Part 25

12.3K 1K 86
                                    

Ah, Gracia benci berbohong. Tapi harus dia akui, dia telah berbohong dengan perasaannya sendiri. Bahkan kepada Shani.

"Jujur aja, lo cinta kan sama Dyo? Makanya sampai sebegitu takut dia terluka, sebegitu takut kehilangan dia, sampai sebegitunya lo selalu bela dia. Hm? Lo selalu bersikap berlebihan kalau itu menyangkut sama dia, iya kan?"

"Ya."

"Aku udah sampai di tahap dimana kalau Dyo pengen aku cinta sama dia, aku bakalan bisa lakuin itu, buat dia."

"Kamu selalu anggap dia berharga."

"Memang dia berharga."

"Terus, gue gak?"

"Tapi dia lebih."

Itu karena dia sedang berada dalam posisi yang sulit. Tidak suka berbohong. Telah terikat janji dan dia juga tak suka menjadi manusia yang ingkar pada apapun yang pernah dikatakannya.

Jadi bingung kan? Harus bagaimana ia mengambil sikap? Apakah berbohong itu lebih baik? Atau tidak menepati janji juga jadi lebih baik? Keduanya bukanlah pilihan yang bagus.

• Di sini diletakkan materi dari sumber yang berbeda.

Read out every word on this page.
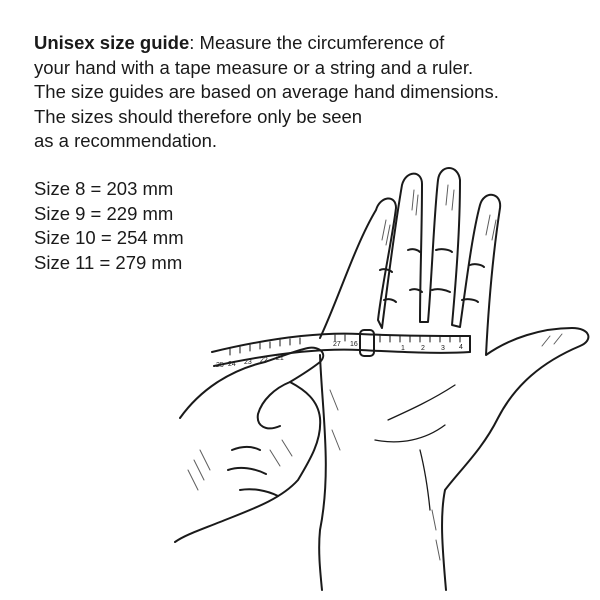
Unisex size guide: Measure the circumference of
your hand with a tape measure or a string and a ruler.
The size guides are based on average hand dimensions.
The sizes should therefore only be seen
as a recommendation.

Size 8 = 203 mm
Size 9 = 229 mm
Size 10 = 254 mm
Size 11 = 279 mm
1 2 3 4
21
22
23
24
25
27 16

Kini, Gracia sedang terbaring di tempat tidurnya setelah mematikan ponsel supaya tidak ia dengar dering yang mengganggu pikirannya yang tengah berkelana ini.

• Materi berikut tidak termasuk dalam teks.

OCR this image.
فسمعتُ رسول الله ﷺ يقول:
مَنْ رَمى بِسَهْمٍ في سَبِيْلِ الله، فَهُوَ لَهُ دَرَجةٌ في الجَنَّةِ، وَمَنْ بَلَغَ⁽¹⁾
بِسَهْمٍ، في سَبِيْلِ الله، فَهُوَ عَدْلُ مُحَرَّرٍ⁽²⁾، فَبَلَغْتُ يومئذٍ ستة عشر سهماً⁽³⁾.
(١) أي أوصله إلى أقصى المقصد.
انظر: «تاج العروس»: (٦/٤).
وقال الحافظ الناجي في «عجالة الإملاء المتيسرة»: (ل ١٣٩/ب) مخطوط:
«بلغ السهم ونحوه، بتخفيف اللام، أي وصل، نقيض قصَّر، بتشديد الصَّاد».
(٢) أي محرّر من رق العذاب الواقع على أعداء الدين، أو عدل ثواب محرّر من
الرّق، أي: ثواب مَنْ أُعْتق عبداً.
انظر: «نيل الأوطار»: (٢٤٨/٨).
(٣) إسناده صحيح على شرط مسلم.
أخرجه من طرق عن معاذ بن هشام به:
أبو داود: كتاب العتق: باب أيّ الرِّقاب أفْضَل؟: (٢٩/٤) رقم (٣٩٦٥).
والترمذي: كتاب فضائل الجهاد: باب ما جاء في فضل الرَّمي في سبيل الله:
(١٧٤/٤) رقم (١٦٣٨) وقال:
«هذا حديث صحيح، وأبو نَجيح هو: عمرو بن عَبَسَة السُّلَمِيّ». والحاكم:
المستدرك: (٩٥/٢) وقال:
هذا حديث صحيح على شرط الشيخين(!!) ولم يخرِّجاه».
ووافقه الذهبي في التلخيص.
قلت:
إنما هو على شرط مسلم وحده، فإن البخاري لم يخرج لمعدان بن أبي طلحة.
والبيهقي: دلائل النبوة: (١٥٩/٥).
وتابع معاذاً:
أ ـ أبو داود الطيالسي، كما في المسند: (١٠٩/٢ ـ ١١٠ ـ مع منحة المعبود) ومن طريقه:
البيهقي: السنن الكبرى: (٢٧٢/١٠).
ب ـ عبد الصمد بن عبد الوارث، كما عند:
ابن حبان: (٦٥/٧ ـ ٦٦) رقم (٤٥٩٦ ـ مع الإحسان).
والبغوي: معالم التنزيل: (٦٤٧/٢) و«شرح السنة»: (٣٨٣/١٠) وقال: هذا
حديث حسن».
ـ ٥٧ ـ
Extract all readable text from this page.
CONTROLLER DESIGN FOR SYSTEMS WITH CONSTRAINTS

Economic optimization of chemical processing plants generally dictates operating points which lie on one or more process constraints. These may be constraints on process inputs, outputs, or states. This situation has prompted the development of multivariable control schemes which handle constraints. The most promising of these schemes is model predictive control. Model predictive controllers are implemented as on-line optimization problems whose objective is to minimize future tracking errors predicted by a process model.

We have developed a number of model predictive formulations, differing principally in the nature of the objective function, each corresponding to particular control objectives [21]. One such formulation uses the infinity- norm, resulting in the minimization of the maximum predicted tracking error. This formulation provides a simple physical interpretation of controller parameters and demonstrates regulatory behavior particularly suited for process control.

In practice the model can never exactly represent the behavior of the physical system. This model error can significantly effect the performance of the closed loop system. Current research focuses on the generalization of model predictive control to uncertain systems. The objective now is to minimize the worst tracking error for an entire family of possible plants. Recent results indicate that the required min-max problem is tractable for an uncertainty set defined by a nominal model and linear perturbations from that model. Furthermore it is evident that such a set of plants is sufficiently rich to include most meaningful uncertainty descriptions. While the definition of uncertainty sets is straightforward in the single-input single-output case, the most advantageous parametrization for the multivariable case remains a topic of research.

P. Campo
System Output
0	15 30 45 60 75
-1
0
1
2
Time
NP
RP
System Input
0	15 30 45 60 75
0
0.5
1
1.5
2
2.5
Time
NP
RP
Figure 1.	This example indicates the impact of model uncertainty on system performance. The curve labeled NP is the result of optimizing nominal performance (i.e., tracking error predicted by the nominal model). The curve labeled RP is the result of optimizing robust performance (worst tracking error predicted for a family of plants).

Apakah ia keterlaluan? Apakah ia terlalu kasar?

Gadis itu kembali merenungi apa yang telah dilakukannya. Tidak tahan dengan posisi berbaring, ia pun terduduk sambil bersandar di tempat tidurnya. Memeluk satu bantal, menggigit kuku ibu jari, lalu menghela nafas berat. Persis sekali sedang merasa bersalah.

"Kemana sih Kak Shania kok gak pulang-pulang?" Rengeknya gemas. Ia butuh seseorang untuk mengeluh. Ia butuh seseorang yang mau mengerti. Ia butuh tempat untuk mengutarakan pertanyaannya tadi. Ia butuh -setidaknya satu- jawaban.

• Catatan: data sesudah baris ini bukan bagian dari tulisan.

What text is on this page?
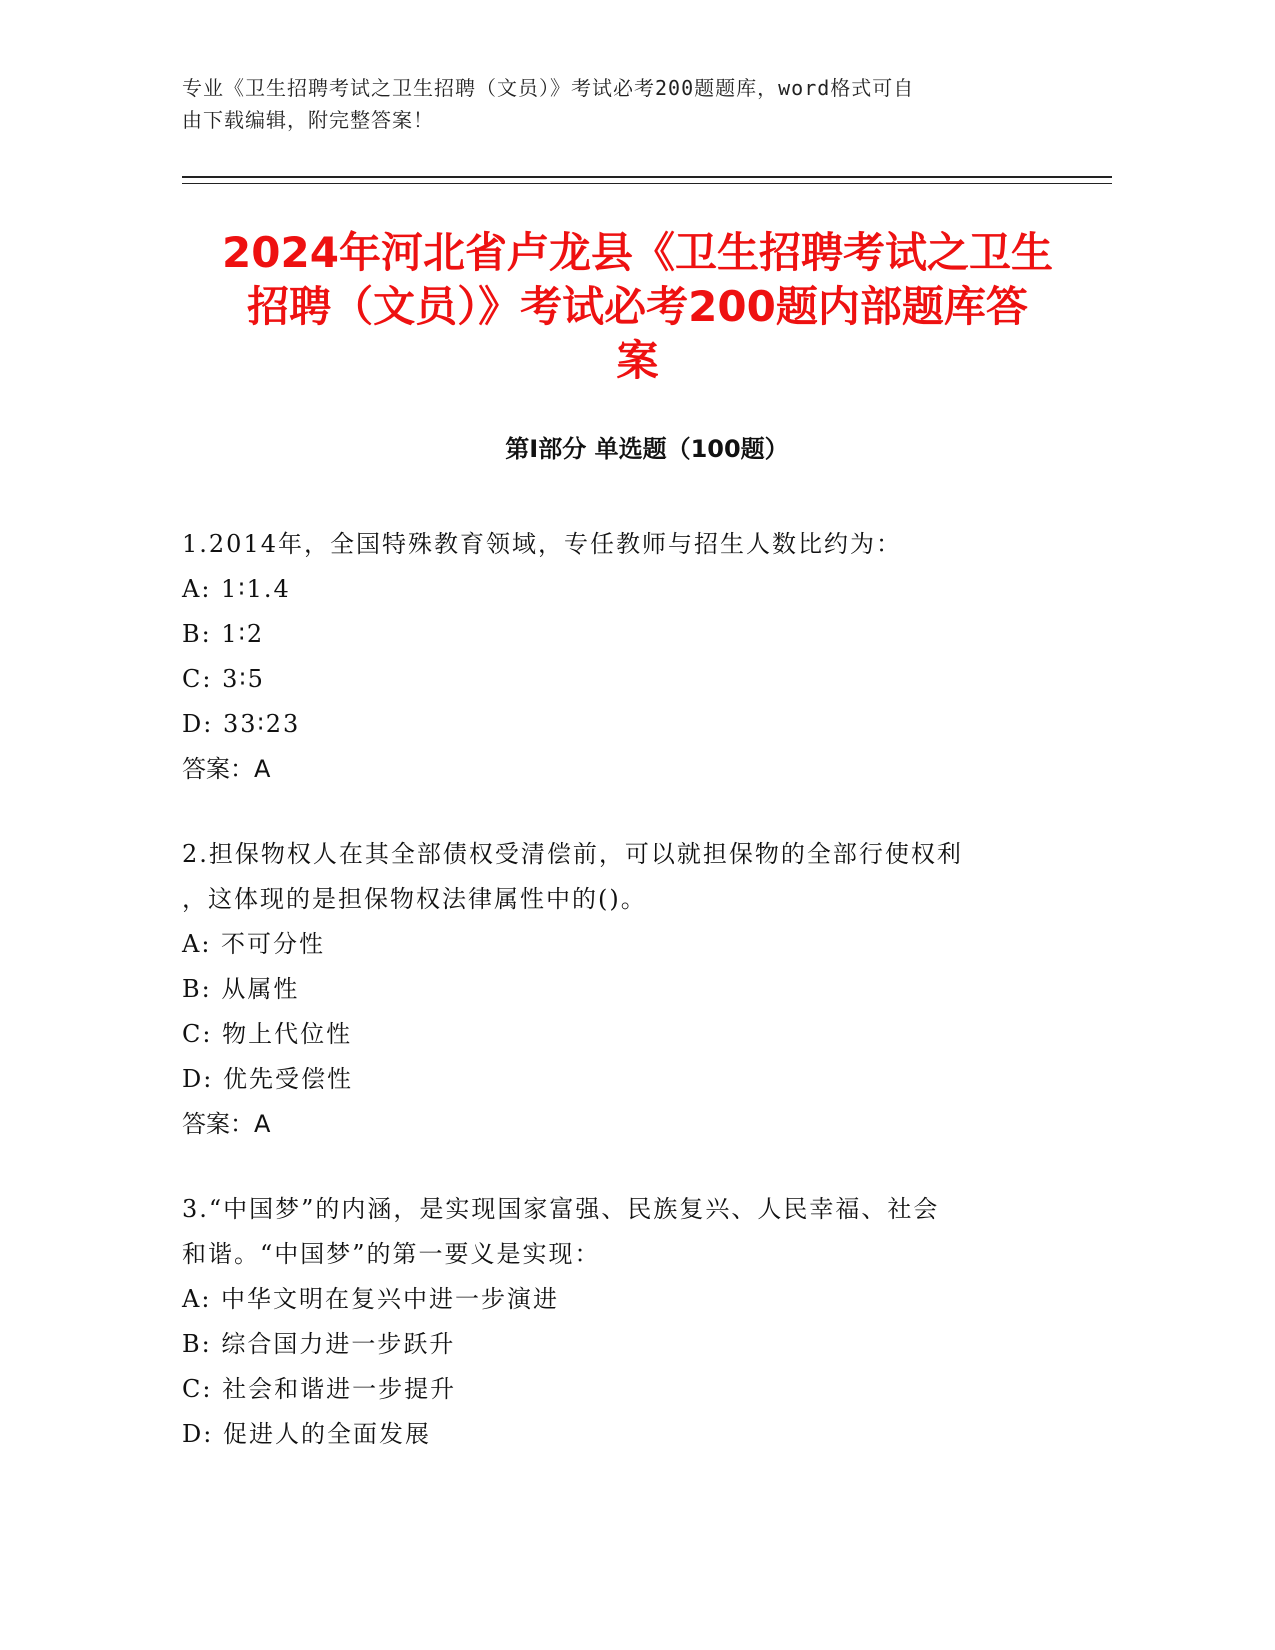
专业《卫生招聘考试之卫生招聘（文员）》考试必考200题题库，word格式可自
由下载编辑，附完整答案！
2024年河北省卢龙县《卫生招聘考试之卫生
招聘（文员）》考试必考200题内部题库答
案
第I部分 单选题（100题）
1.2014年，全国特殊教育领域，专任教师与招生人数比约为：
A: 1∶1.4
B: 1∶2
C: 3∶5
D: 33∶23
答案：A
2.担保物权人在其全部债权受清偿前，可以就担保物的全部行使权利
，这体现的是担保物权法律属性中的()。
A: 不可分性
B: 从属性
C: 物上代位性
D: 优先受偿性
答案：A
3.“中国梦”的内涵，是实现国家富强、民族复兴、人民幸福、社会
和谐。“中国梦”的第一要义是实现：
A: 中华文明在复兴中进一步演进
B: 综合国力进一步跃升
C: 社会和谐进一步提升
D: 促进人的全面发展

Tak lama kemudian, ia sengaja mengambil laptopnya.

"Ada apa kok ngajak skype mendadak gini sih, tumben. Kamu lagi ada masalah ya Dek?"

Gracia tersenyum melihat abangnya yang sedang mengerjakan sesuatu di atas meja. Dasar sok sibuk. Selalu bertingkah serius. Beda sekali dengan Gracia yang suka bodo amat dan Shania yang santai.

"Apa sih orang cuma kangen juga. Lagi apa Bang?"

Marco membenarkan kacamatanya. "Lagi belajar jadi orang sukses."

Gracia menahan tawa. Tapi setelah itu, ia membenarkan cara duduknya lalu bertanya. "Bang Marco?" Setelah dijawab dengan deheman tanpa memberikan kontak mata, Gracia melanjutkan. "Boleh tanya sesuatu gak?"

Marco mengerutkan alis menatap pada layar ipad-nya yang sengaja di tegakkan untuk bersandar pada vas bunga, supaya tangannya yang sibuk tidak perlu repot terus memegangnya. "Tuh kan. Mau tanya aja pakai ijin segala. Bikin curiga. Nanya mah tinggal nanya kan?"